THE STORY IN FIGURES
Rosenthal, Industrial Development Corporation of South Africa Ltd The Story of the First Twenty Years, 1960. Industrial Development Act No. 22 of 1940 (Act) (as amended) was approved on 15 May 1940 and signed in English by the Governor-General (Sir Patrick Duncan) of the Union of South Africa. However, the underlying reason for this policy, namely apartheid, was unacceptable in the eyes of the world, as it was a policy to maintain white political power in South Africa.
Malan of the National Party became Prime Minister There have been changes in the IDC Directorate. This was actually the beginning of the Nationalist government's policy of decentralization -- apartheid in action in the textile industry. When completed, (it) will probably be one of the most modern vertically integrated mills in the world."
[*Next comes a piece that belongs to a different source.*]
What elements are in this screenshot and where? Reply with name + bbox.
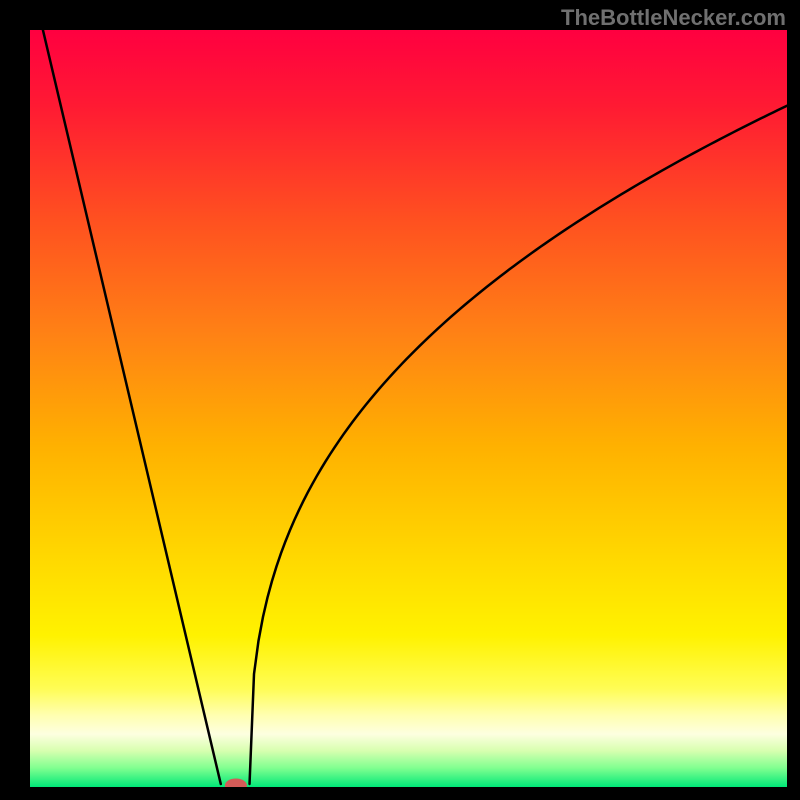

For the first time in the country's history, the manufacturing sector was ahead of the agricultural and mining sectors. The lack of government support was in stark contrast to the policies of the Industrial Development Corporation of South Africa Limited in the post-World War 11 era. Probably one of the most serious limitations the industry experienced was the age of its looms.
In this background, the financing of the mills that made up the industry should be seen. This thesis has examined a number of factors critical to the early development of the textile industry.